Por Matheus Militão, advogado
Há algumas semanas, foram amplamente noticiadas as prisões da influenciadora digital e advogada Deolane Bezerra e do cantor Gusttavo Lima. As prisões foram decretadas durante uma operação policial que visa apurar as supostas práticas dos crimes de estelionato, jogos de azar, lavagem de capitais e organização criminosa, sob o argumento de que seriam necessárias e adequadas à garantia da ordem pública.
A influenciadora e o cantor estão em liberdade, o que causou grande indignação até mesmo entre alguns operadores do Direito, que afirmaram que o restabelecimento das liberdades causaram descrédito ao Judiciário brasileiro.
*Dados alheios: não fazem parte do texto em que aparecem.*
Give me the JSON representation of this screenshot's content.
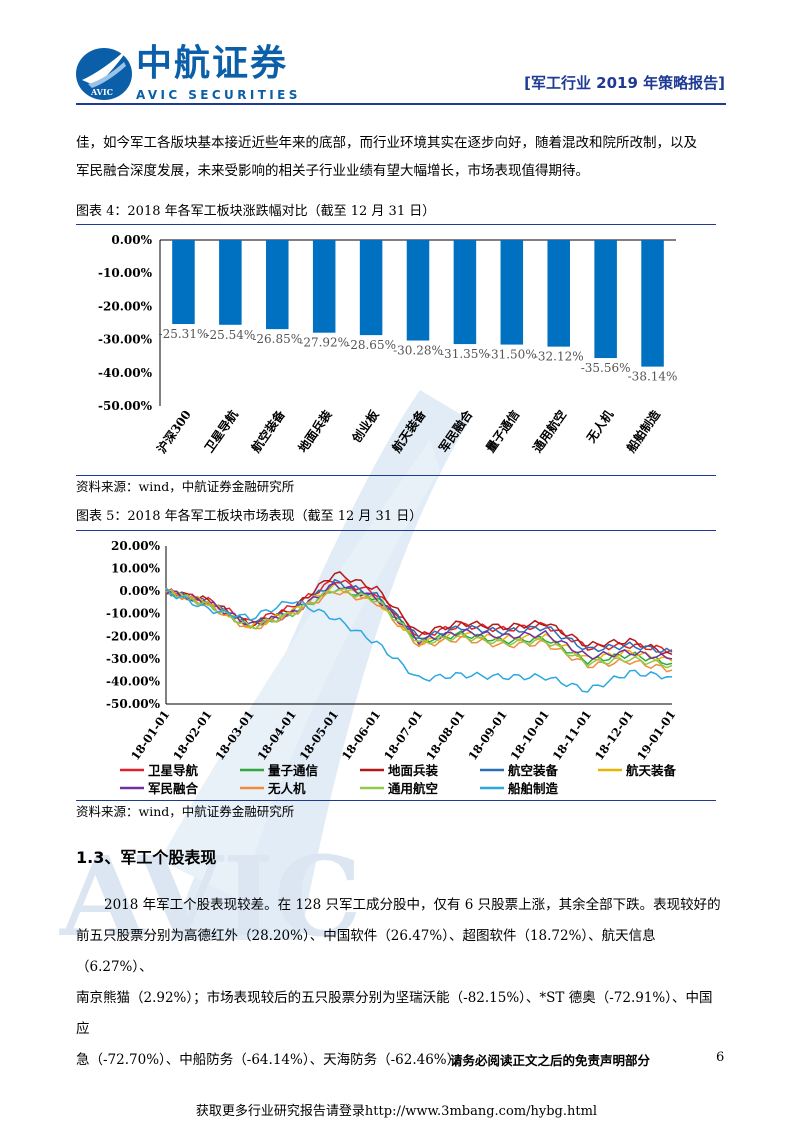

Mas, afinal, para que servem as prisões preventivas?
Segundo o Código de Processo Penal, as prisões preventivas são excepcionais e subsidiárias, só podendo ser decretadas quando outras medidas – aplicação de tornozeleira eletrônica, por exemplo – não se mostrarem suficientes à garantia da ordem pública, da ordem econômica, do bom andamento do processo e da correta aplicação da lei penal – finalidades legais da medida aqui tratada.
Para que seja decretada a prisão preventiva, devem estar presentes o fumus comissi delicti e periculum libertatis – ou seja, a prova de que ocorreu algum crime e os indícios de que o destinatário da medida o praticou, bem como a demonstração de que a manutenção de sua liberdade representa um risco às finalidades supracitadas.
Por serem consideradas medidas extremas, a legislação processual penal construiu uma espécie de subsistema para evitar prisões preventivas arbitrárias e ilegais, entretanto, na prática, os anseios populares, a equivocada concepção de que tudo pode ser resolvido através do Direito Criminal, dentre outros fatores, acabam provocando a banalização dessas medidas, por muitas vezes decretadas, como no caso do Gusttavo Lima, para salvaguardar a “credibilidade da justiça”, finalidade ilegal e rechaçada pelo Supremo Tribunal Federal e pelo Superior Tribunal de Justiça.
A quem cabe garantir a credibilidade da justiça?
É evidente que há um vício em prisões preventivas, pois, segundo a Secretaria Nacional de Políticas Penais, cerca de 30% da população carcerária brasileira é formada por pessoas presas preventiva ou temporariamente, cifra que não se compatibiliza com a natureza excepcional e subsidiária dessas medidas segregatórias.
Prende-se preventivamente a partir de uma noção de direito penal simbólico e populista, como forma de antecipação da pena, para atender o clamor social e para garantir a credibilidade da Justiça – e é aqui que mora o perigo.
Nos casos Deolane e Gusttavo Lima, investigados pelos chamados “crimes de colarinho branco”, bastaria a decretação de medidas cautelares patrimoniais – sequestro, arresto, apreensão de bens, etc. – para atingir as finalidades processuais, entretanto, de maneira completamente descabida, foram decretadas as prisões preventivas de ambos, as quais, pouco depois, foram revogadas.
Nesse contexto, parece-me que o que abala a credibilidade da justiça são as prisões preventivas ilegais, arbitrárias e desnecessárias, que acabando sendo devidamente revogadas por não estarem em conformidade com os postulados do Direito brasileiro. Aqui, o restabelecimento das liberdades é “medida da mais cristalina justiça”, para usar o antigo jargão, não benesse ou mácula ao Poder Judiciário.
No fim das contas, no que pertine às prisões processuais, cabe aos magistrados e às magistradas, aos promotores e às promotoras de justiça, bem como às autoridades policiais zelar pela credibilidade da Justiça, deixando as paixões de lado e atendo-se à legislação processual penal. Aos advogados e às advogadas, resta a árdua missão de lutar contra as prisões injustas.